Based on presentations and an expert panel at Cure JM’s January 2026 Virtual Summit on JIIM Research & Care
At the January 2026 Cure JM Virtual Summit, pediatric rheumatology experts shared updates on new treatments for juvenile dermatomyositis (JDM). While the presentations were intended for medical professionals, this summary translates the findings for families. One of the most promising therapies discussed was anifrolumab, a monoclonal antibody that targets a specific part of the immune system called the type I interferon pathway.
Many children with JDM continue to have persistent skin rashes and sensitivity to sunlight, even when their muscle symptoms improve. Dr. Grace Osborne highlighted that the interferon pathway is often highly active in the skin, contributing to these symptoms. This is important because anifrolumab works by blocking this pathway, potentially helping skin symptoms that do not respond well to standard treatments.
The Case Example: Anifrolumab in Action
During the expert panel, Dr. Rebecca Hetrick described a child with JDM whose disease was refractory, meaning it did not respond fully to standard therapies including steroids, methotrexate, IVIG, hydroxychloroquine, and tofacitinib. Despite months of treatment, the child continued to have painful, itchy, and ulcerated rashes, as well as persistent fatigue and discomfort.
After starting anifrolumab, the child experienced a dramatic improvement in skin comfort and appearance, reporting the best quality of life since diagnosis. Steroid doses were gradually reduced, showing the therapy’s potential steroid-sparing effect. This aligns with Dr. Osborne’s observation that targeting interferon may allow for lower steroid use without compromising disease control.
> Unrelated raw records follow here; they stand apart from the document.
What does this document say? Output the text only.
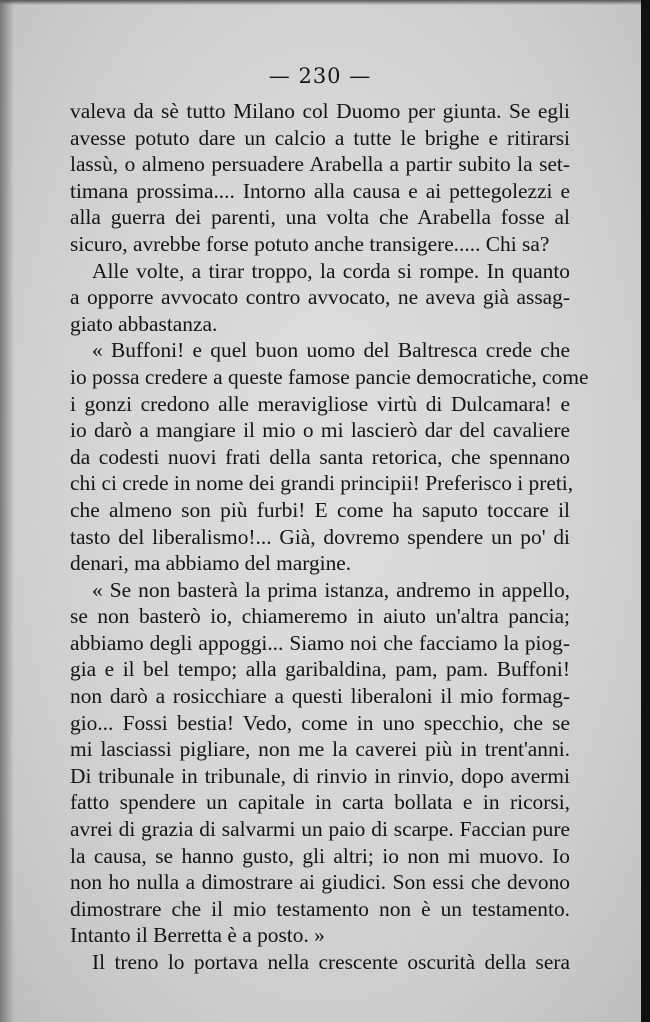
— 230 —

valeva da sè tutto Milano col Duomo per giunta. Se egli
avesse potuto dare un calcio a tutte le brighe e ritirarsi
lassù, o almeno persuadere Arabella a partir subito la set-
timana prossima.... Intorno alla causa e ai pettegolezzi e
alla guerra dei parenti, una volta che Arabella fosse al
sicuro, avrebbe forse potuto anche transigere..... Chi sa?

Alle volte, a tirar troppo, la corda si rompe. In quanto
a opporre avvocato contro avvocato, ne aveva già assag-
giato abbastanza.

« Buffoni! e quel buon uomo del Baltresca crede che
io possa credere a queste famose pancie democratiche, come
i gonzi credono alle meravigliose virtù di Dulcamara! e
io darò a mangiare il mio o mi lascierò dar del cavaliere
da codesti nuovi frati della santa retorica, che spennano
chi ci crede in nome dei grandi principii! Preferisco i preti,
che almeno son più furbi! E come ha saputo toccare il
tasto del liberalismo!... Già, dovremo spendere un po' di
denari, ma abbiamo del margine.

« Se non basterà la prima istanza, andremo in appello,
se non basterò io, chiameremo in aiuto un'altra pancia;
abbiamo degli appoggi... Siamo noi che facciamo la piog-
gia e il bel tempo; alla garibaldina, pam, pam. Buffoni!
non darò a rosicchiare a questi liberaloni il mio formag-
gio... Fossi bestia! Vedo, come in uno specchio, che se
mi lasciassi pigliare, non me la caverei più in trent'anni.
Di tribunale in tribunale, di rinvio in rinvio, dopo avermi
fatto spendere un capitale in carta bollata e in ricorsi,
avrei di grazia di salvarmi un paio di scarpe. Faccian pure
la causa, se hanno gusto, gli altri; io non mi muovo. Io
non ho nulla a dimostrare ai giudici. Son essi che devono
dimostrare che il mio testamento non è un testamento.
Intanto il Berretta è a posto. »

Il treno lo portava nella crescente oscurità della sera
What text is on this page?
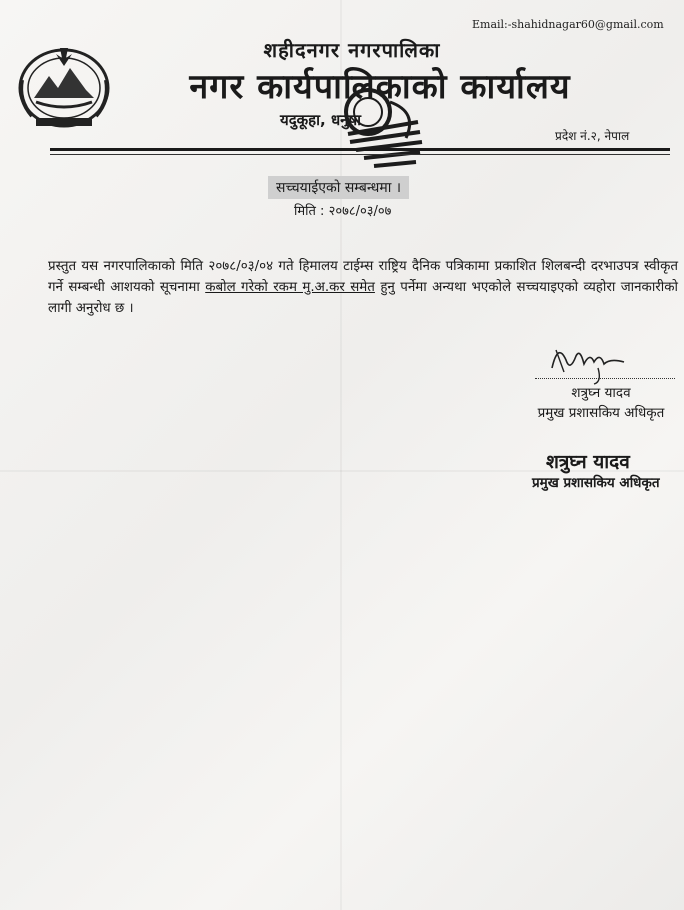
Email:-shahidnagar60@gmail.com
शहीदनगर नगरपालिका
नगर कार्यपालिकाको कार्यालय
यदुकूहा, धनुषा
प्रदेश नं.२, नेपाल
सच्चयाईएको सम्बन्धमा ।
मिति : २०७८/०३/०७
प्रस्तुत यस नगरपालिकाको मिति २०७८/०३/०४ गते हिमालय टाईम्स राष्ट्रिय दैनिक पत्रिकामा प्रकाशित शिलबन्दी दरभाउपत्र स्वीकृत गर्ने सम्बन्धी आशयको सूचनामा कबोल गरेको रकम मु.अ.कर समेत हुनु पर्नेमा अन्यथा भएकोले सच्चयाइएको व्यहोरा जानकारीको लागी अनुरोध छ ।
शत्रुघ्न यादव
प्रमुख प्रशासकिय अधिकृत
शत्रुघ्न यादव
प्रमुख प्रशासकिय अधिकृत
However, the child developed persistent leukopenia, a lower-than-normal white blood cell count. While experts are still investigating whether this is caused by anifrolumab, the panel emphasized careful monitoring of blood counts, liver function, and infection risk (echoing Dr. Osborne’s guidance that new therapies require close clinical supervision.)
Why the Interferon Pathway Matters
Type I interferon is a key part of the immune system that can become overactive in JDM.
- It helps trigger inflammation in skin and muscles.
- Blocking interferon with anifrolumab may reduce skin rashes and other autoimmune activity.
- Early data suggest this could allow safer reduction of steroids while maintaining disease control.
Key Takeaways for Families
- Anifrolumab is a new monoclonal antibody therapy being studied in children with JDM who have refractory disease.
- It works by blocking the type I interferon pathway, which is often overactive in the skin and immune system.
- Early cases suggest it can improve skin symptoms and allow reduction of steroid doses.
- Careful monitoring is essential, particularly for white blood cell counts and liver health.
- Participation in clinical trials may give access to this therapy under expert supervision. Details are available on the Cure JM clinical trials page.
Looking Ahead
Anifrolumab represents an exciting step in targeted therapy for JDM, especially for children whose skin and other symptoms do not respond to conventional treatments. Families should understand that the therapy is still investigational, and clinical trials will continue to determine the safest and most effective dosing in children.
For Educational Purposes Only
This article summarizes information presented at the Cure JM Virtual Medical Summit. It is not medical advice or a treatment recommendation. Anifrolumab is investigational and not approved for general use in children. Families should always discuss treatment options with their child’s healthcare provider.